Because filesystem journals usually do not know application semantics.
They know filesystem structures such as inodes, directory entries, and block allocation. They do not know:
- these three files must update together
- configuration must satisfy a checksum
- database pages have version relationships
- the boot partition must not switch before the update package is complete
- log records must be replayable in business order
Reliable systems often add an application-level protocol:
- dual configuration copies and version numbers
- checksum or CRC
- temporary file plus atomic rename
- write-ahead log
- transaction commit marker
- A/B partition update
- recovery or rollback at startup
The filesystem keeps lower-level structure consistent. Application protocol makes business state decidable and recoverable.

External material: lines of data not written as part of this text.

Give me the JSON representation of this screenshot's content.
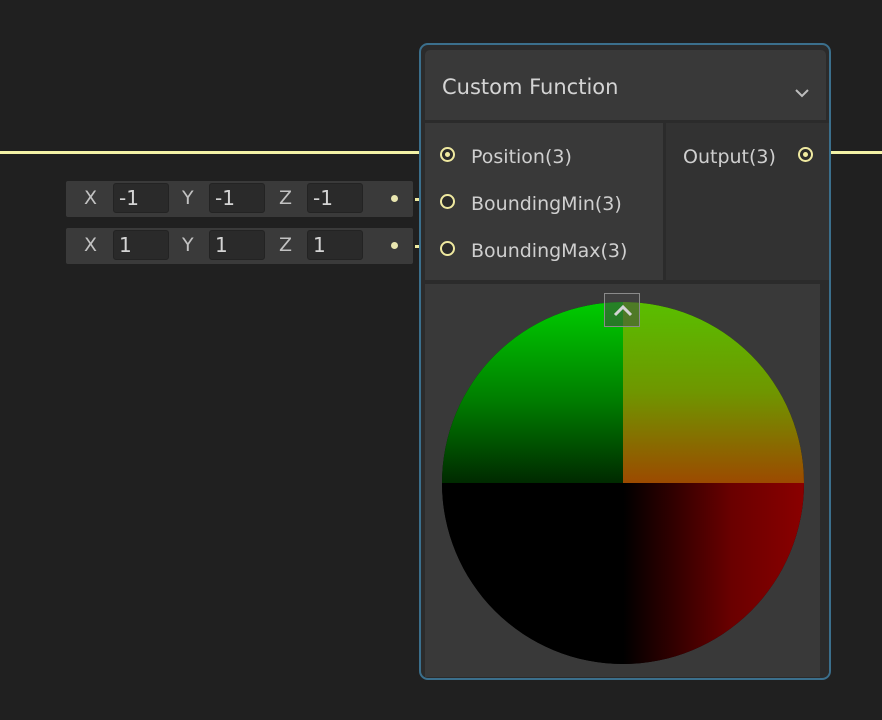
{
  "node": {
    "title": "Custom Function",
    "inputs": [
      {
        "label": "Position(3)"
      },
      {
        "label": "BoundingMin(3)"
      },
      {
        "label": "BoundingMax(3)"
      }
    ],
    "outputs": [
      {
        "label": "Output(3)"
      }
    ]
  },
  "vector_fields": {
    "bounding_min": {
      "x_label": "X",
      "x": "-1",
      "y_label": "Y",
      "y": "-1",
      "z_label": "Z",
      "z": "-1"
    },
    "bounding_max": {
      "x_label": "X",
      "x": "1",
      "y_label": "Y",
      "y": "1",
      "z_label": "Z",
      "z": "1"
    }
  },
  "colors": {
    "wire": "#f3f2a6",
    "node_border": "#3b6f8c",
    "background": "#202020"
  },
  "icons": {
    "collapse": "chevron-down-icon",
    "preview_toggle": "chevron-up-icon"
  }
}
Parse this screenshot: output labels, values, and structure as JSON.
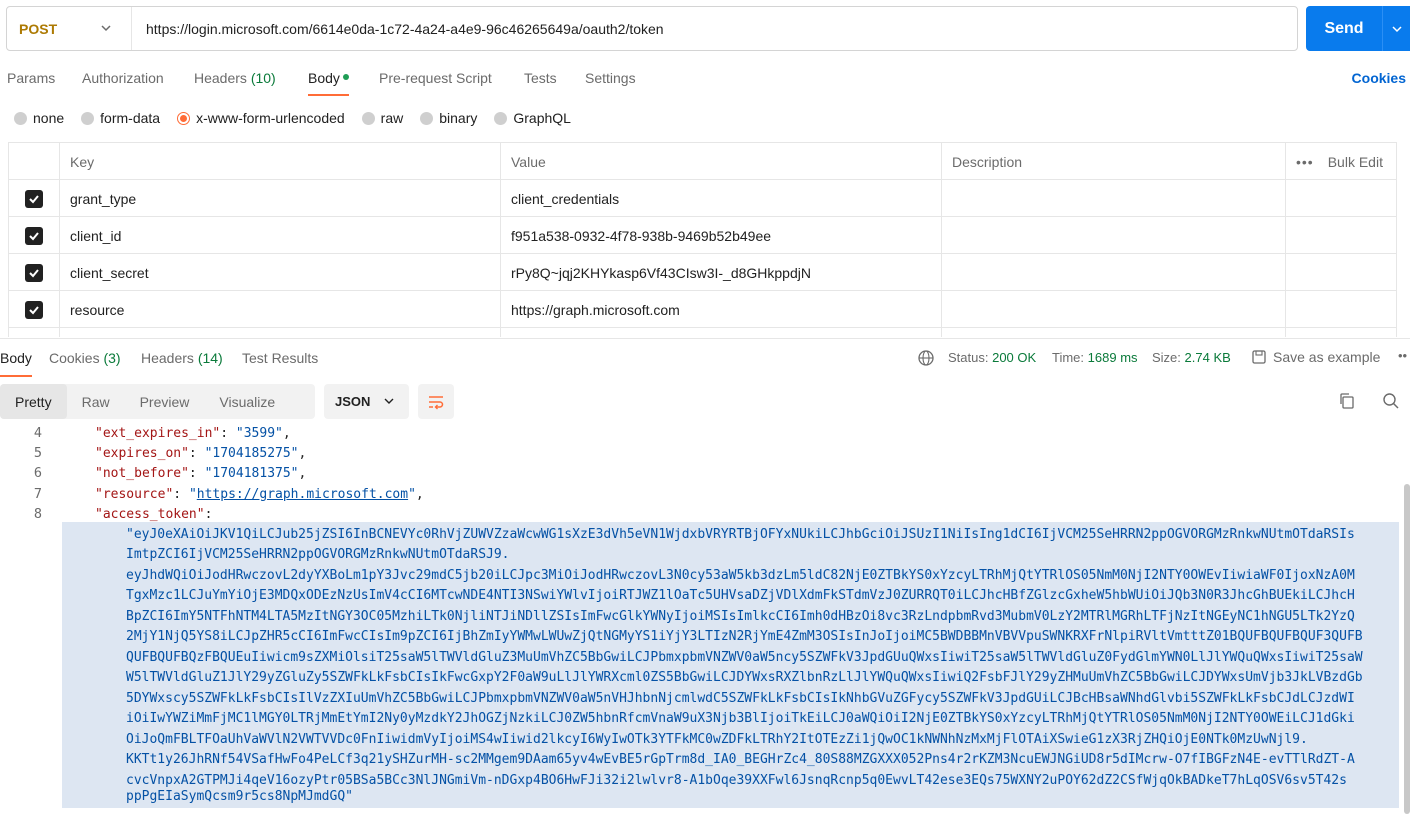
{
  "request": {
    "method": "POST",
    "url": "https://login.microsoft.com/6614e0da-1c72-4a24-a4e9-96c46265649a/oauth2/token",
    "send_label": "Send"
  },
  "req_tabs": {
    "params": "Params",
    "authorization": "Authorization",
    "headers": "Headers",
    "headers_count": "(10)",
    "body": "Body",
    "pre_request": "Pre-request Script",
    "tests": "Tests",
    "settings": "Settings",
    "cookies": "Cookies"
  },
  "body_types": {
    "none": "none",
    "form_data": "form-data",
    "urlencoded": "x-www-form-urlencoded",
    "raw": "raw",
    "binary": "binary",
    "graphql": "GraphQL",
    "selected": "x-www-form-urlencoded"
  },
  "params_table": {
    "headers": {
      "key": "Key",
      "value": "Value",
      "description": "Description",
      "bulk_edit": "Bulk Edit"
    },
    "rows": [
      {
        "key": "grant_type",
        "value": "client_credentials",
        "checked": true
      },
      {
        "key": "client_id",
        "value": "f951a538-0932-4f78-938b-9469b52b49ee",
        "checked": true
      },
      {
        "key": "client_secret",
        "value": "rPy8Q~jqj2KHYkasp6Vf43CIsw3I-_d8GHkppdjN",
        "checked": true
      },
      {
        "key": "resource",
        "value": "https://graph.microsoft.com",
        "checked": true
      }
    ]
  },
  "response": {
    "tabs": {
      "body": "Body",
      "cookies": "Cookies",
      "cookies_count": "(3)",
      "headers": "Headers",
      "headers_count": "(14)",
      "test_results": "Test Results"
    },
    "status_label": "Status:",
    "status_value": "200 OK",
    "time_label": "Time:",
    "time_value": "1689 ms",
    "size_label": "Size:",
    "size_value": "2.74 KB",
    "save_example": "Save as example",
    "views": {
      "pretty": "Pretty",
      "raw": "Raw",
      "preview": "Preview",
      "visualize": "Visualize"
    },
    "format": "JSON"
  },
  "code": {
    "line_numbers": [
      "4",
      "5",
      "6",
      "7",
      "8"
    ],
    "lines": [
      {
        "key": "\"ext_expires_in\"",
        "value": "\"3599\""
      },
      {
        "key": "\"expires_on\"",
        "value": "\"1704185275\""
      },
      {
        "key": "\"not_before\"",
        "value": "\"1704181375\""
      },
      {
        "key": "\"resource\"",
        "value": "https://graph.microsoft.com"
      },
      {
        "key": "\"access_token\""
      }
    ],
    "token_lines": [
      "\"eyJ0eXAiOiJKV1QiLCJub25jZSI6InBCNEVYc0RhVjZUWVZzaWcwWG1sXzE3dVh5eVN1WjdxbVRYRTBjOFYxNUkiLCJhbGciOiJSUzI1NiIsIng1dCI6IjVCM25SeHRRN2ppOGVORGMzRnkwNUtmOTdaRSIs",
      "ImtpZCI6IjVCM25SeHRRN2ppOGVORGMzRnkwNUtmOTdaRSJ9.",
      "eyJhdWQiOiJodHRwczovL2dyYXBoLm1pY3Jvc29mdC5jb20iLCJpc3MiOiJodHRwczovL3N0cy53aW5kb3dzLm5ldC82NjE0ZTBkYS0xYzcyLTRhMjQtYTRlOS05NmM0NjI2NTY0OWEvIiwiaWF0IjoxNzA0M",
      "TgxMzc1LCJuYmYiOjE3MDQxODEzNzUsImV4cCI6MTcwNDE4NTI3NSwiYWlvIjoiRTJWZ1lOaTc5UHVsaDZjVDlXdmFkSTdmVzJ0ZURRQT0iLCJhcHBfZGlzcGxheW5hbWUiOiJQb3N0R3JhcGhBUEkiLCJhcH",
      "BpZCI6ImY5NTFhNTM4LTA5MzItNGY3OC05MzhiLTk0NjliNTJiNDllZSIsImFwcGlkYWNyIjoiMSIsImlkcCI6Imh0dHBzOi8vc3RzLndpbmRvd3MubmV0LzY2MTRlMGRhLTFjNzItNGEyNC1hNGU5LTk2YzQ",
      "2MjY1NjQ5YS8iLCJpZHR5cCI6ImFwcCIsIm9pZCI6IjBhZmIyYWMwLWUwZjQtNGMyYS1iYjY3LTIzN2RjYmE4ZmM3OSIsInJoIjoiMC5BWDBBMnVBVVpuSWNKRXFrNlpiRVltVmtttZ01BQUFBQUFBQUF3QUFB",
      "QUFBQUFBQzFBQUEuIiwicm9sZXMiOlsiT25saW5lTWVldGluZ3MuUmVhZC5BbGwiLCJPbmxpbmVNZWV0aW5ncy5SZWFkV3JpdGUuQWxsIiwiT25saW5lTWVldGluZ0FydGlmYWN0LlJlYWQuQWxsIiwiT25saW",
      "W5lTWVldGluZ1JlY29yZGluZy5SZWFkLkFsbCIsIkFwcGxpY2F0aW9uLlJlYWRXcml0ZS5BbGwiLCJDYWxsRXZlbnRzLlJlYWQuQWxsIiwiQ2FsbFJlY29yZHMuUmVhZC5BbGwiLCJDYWxsUmVjb3JkLVBzdGb",
      "5DYWxscy5SZWFkLkFsbCIsIlVzZXIuUmVhZC5BbGwiLCJPbmxpbmVNZWV0aW5nVHJhbnNjcmlwdC5SZWFkLkFsbCIsIkNhbGVuZGFycy5SZWFkV3JpdGUiLCJBcHBsaWNhdGlvbi5SZWFkLkFsbCJdLCJzdWI",
      "iOiIwYWZiMmFjMC1lMGY0LTRjMmEtYmI2Ny0yMzdkY2JhOGZjNzkiLCJ0ZW5hbnRfcmVnaW9uX3Njb3BlIjoiTkEiLCJ0aWQiOiI2NjE0ZTBkYS0xYzcyLTRhMjQtYTRlOS05NmM0NjI2NTY0OWEiLCJ1dGki",
      "OiJoQmFBLTFOaUhVaWVlN2VWTVVDc0FnIiwidmVyIjoiMS4wIiwid2lkcyI6WyIwOTk3YTFkMC0wZDFkLTRhY2ItOTEzZi1jQwOC1kNWNhNzMxMjFlOTAiXSwieG1zX3RjZHQiOjE0NTk0MzUwNjl9.",
      "KKTt1y26JhRNf54VSafHwFo4PeLCf3q21ySHZurMH-sc2MMgem9DAam65yv4wEvBE5rGpTrm8d_IA0_BEGHrZc4_80S88MZGXXX052Pns4r2rKZM3NcuEWJNGiUD8r5dIMcrw-O7fIBGFzN4E-evTTlRdZT-A",
      "cvcVnpxA2GTPMJi4qeV16ozyPtr05BSa5BCc3NlJNGmiVm-nDGxp4BO6HwFJi32i2lwlvr8-A1bOqe39XXFwl6JsnqRcnp5q0EwvLT42ese3EQs75WXNY2uPOY62dZ2CSfWjqOkBADkeT7hLqOSV6sv5T42s",
      "ppPgEIaSymQcsm9r5cs8NpMJmdGQ\""
    ]
  },
  "colors": {
    "accent": "#ff6c37",
    "send": "#097bed",
    "method": "#ad7a03",
    "status_ok": "#0a7a3a",
    "selection": "#dde6f2"
  }
}
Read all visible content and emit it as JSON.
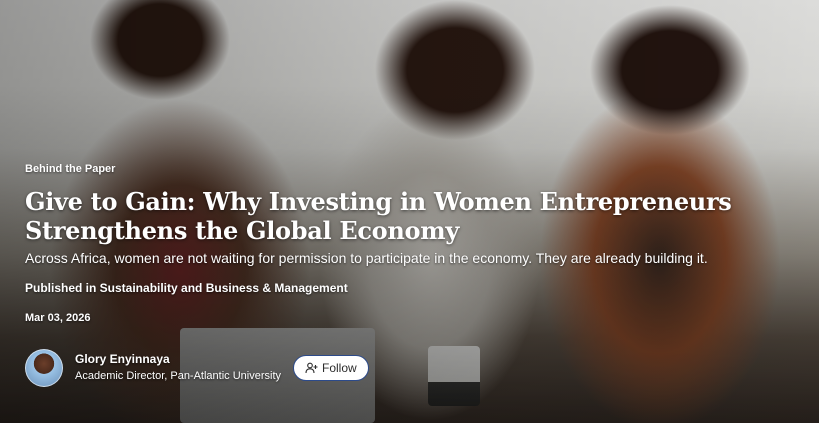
{
  "article": {
    "eyebrow": "Behind the Paper",
    "title_line1": "Give to Gain: Why Investing in Women Entrepreneurs",
    "title_line2": "Strengthens the Global Economy",
    "subtitle": "Across Africa, women are not waiting for permission to participate in the economy. They are already building it.",
    "published": "Published in Sustainability and Business & Management",
    "date": "Mar 03, 2026"
  },
  "author": {
    "name": "Glory Enyinnaya",
    "role": "Academic Director, Pan-Atlantic University",
    "follow_label": "Follow",
    "follow_icon": "add-user-icon"
  }
}
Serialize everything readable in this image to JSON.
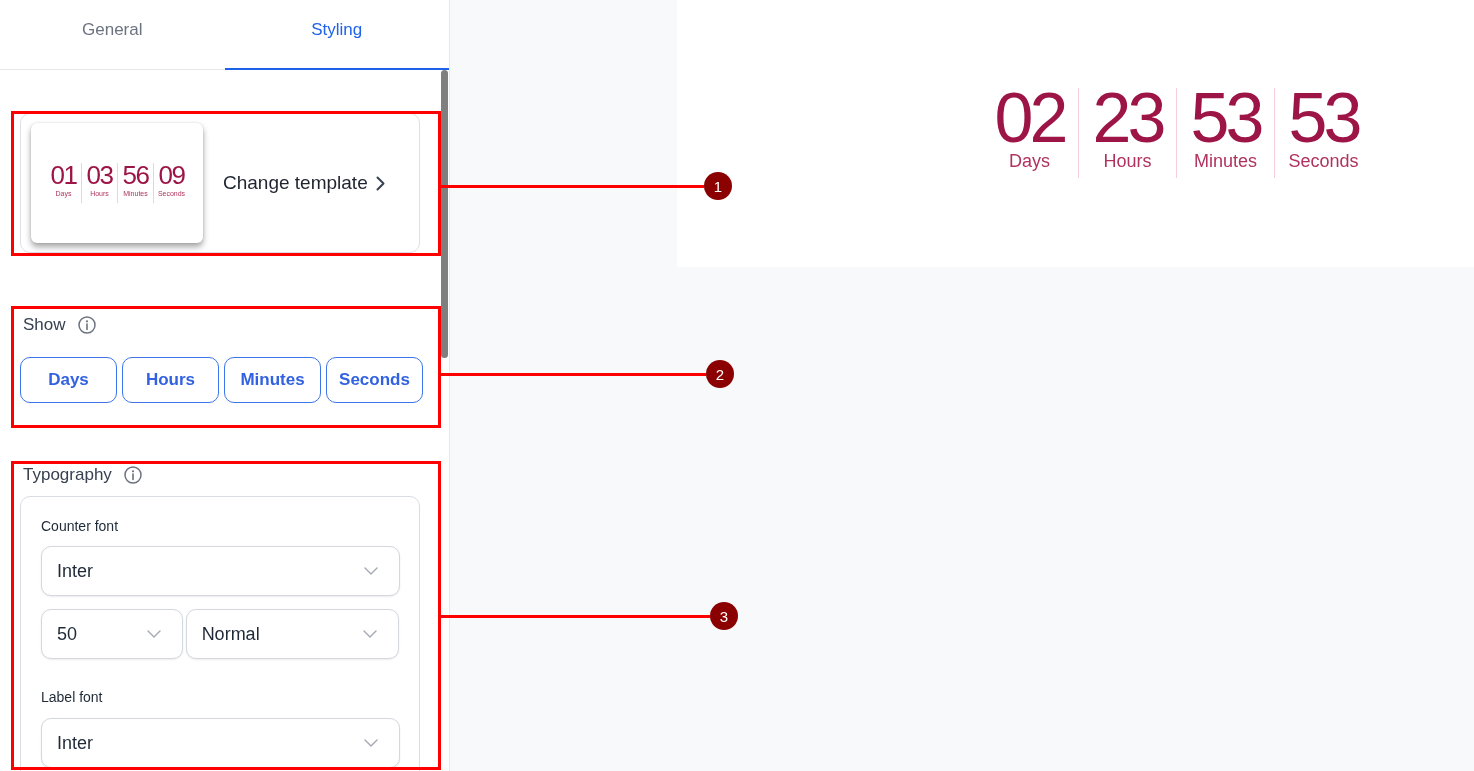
{
  "tabs": [
    {
      "label": "General",
      "selected": false
    },
    {
      "label": "Styling",
      "selected": true
    }
  ],
  "template_card": {
    "preview_units": [
      {
        "value": "01",
        "label": "Days"
      },
      {
        "value": "03",
        "label": "Hours"
      },
      {
        "value": "56",
        "label": "Minutes"
      },
      {
        "value": "09",
        "label": "Seconds"
      }
    ],
    "action": "Change template"
  },
  "show": {
    "title": "Show",
    "options": [
      {
        "label": "Days",
        "selected": true
      },
      {
        "label": "Hours",
        "selected": true
      },
      {
        "label": "Minutes",
        "selected": true
      },
      {
        "label": "Seconds",
        "selected": true
      }
    ]
  },
  "typography": {
    "title": "Typography",
    "counter_font": {
      "label": "Counter font",
      "family": "Inter",
      "size": "50",
      "weight": "Normal"
    },
    "label_font": {
      "label": "Label font",
      "family": "Inter"
    }
  },
  "preview": {
    "units": [
      {
        "value": "02",
        "label": "Days"
      },
      {
        "value": "23",
        "label": "Hours"
      },
      {
        "value": "53",
        "label": "Minutes"
      },
      {
        "value": "53",
        "label": "Seconds"
      }
    ]
  },
  "callouts": [
    {
      "number": "1"
    },
    {
      "number": "2"
    },
    {
      "number": "3"
    }
  ]
}
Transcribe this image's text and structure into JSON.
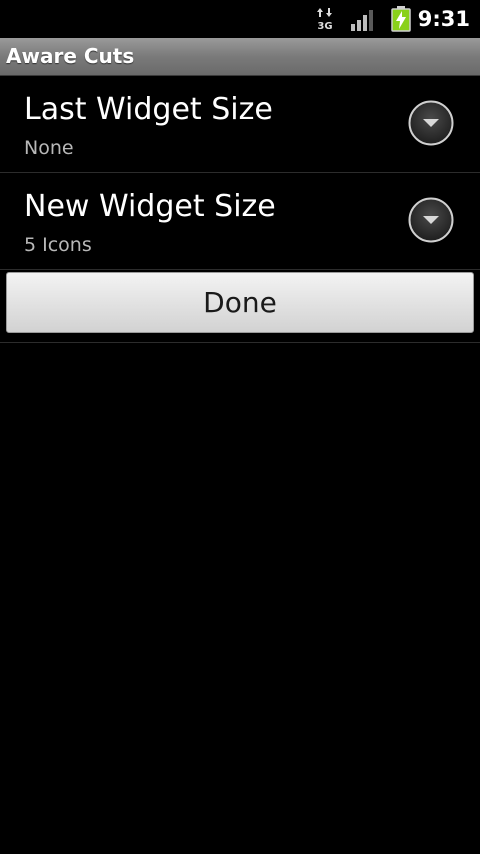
{
  "status_bar": {
    "network_icon": "3g-data-icon",
    "network_label": "3G",
    "signal_icon": "signal-strength-icon",
    "battery_icon": "battery-charging-icon",
    "time": "9:31"
  },
  "title_bar": {
    "title": "Aware Cuts"
  },
  "preferences": [
    {
      "title": "Last Widget Size",
      "summary": "None",
      "icon": "chevron-down-icon"
    },
    {
      "title": "New Widget Size",
      "summary": "5 Icons",
      "icon": "chevron-down-icon"
    }
  ],
  "done_label": "Done",
  "colors": {
    "background": "#000000",
    "title_bar": "#7a7a7a",
    "battery_green": "#8ad11a",
    "summary_text": "#b8b8b8"
  }
}
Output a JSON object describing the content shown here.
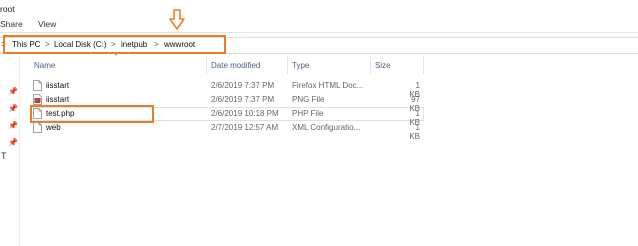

What to Check After Power-Loss Corruption
When files disappear, configuration becomes empty, a database is damaged, or an update fails after power loss, check these layers.
First, does the application treat write() return as success? Is there fsync or equivalent persistence?
Second, does it overwrite the original file? Is there a truncate-then-write window?
Third, does it use a temporary file and atomic rename? Are both the temp file and directory synced?
Fourth, does business state span multiple files? Is there a commit marker, version number, or recovery logic?
Fifth, is the storage reliable? Does it have write cache, power-loss protection, hold-up time, and correct flush support?
Sixth, does the flash filesystem fit the workload? Do write frequency, erase-block size, wear leveling, and power-loss recovery match?
Seventh, does the test really simulate power loss? Pull timing, load, and power hold-up capacitors affect reproduction.
These questions are closer to the root cause than “the filesystem is unreliable.”
What to Remember in Practice
Filesystems fear sudden power loss because a write is not completed in one instant.
One file update may cross:
- application buffering
- kernel page cache
- data block writes
- metadata updates
- filesystem journal
- block device queue
- storage device cache
- flash erase and writeback
write() success does not mean business data is safely durable. A journaling filesystem can protect filesystem structure without automatically protecting application data semantics.
If data must survive power loss, treat file update as a protocol: write a temp file, sync content, atomically replace, sync the directory, add checksums, keep old versions, and make startup recovery explicit.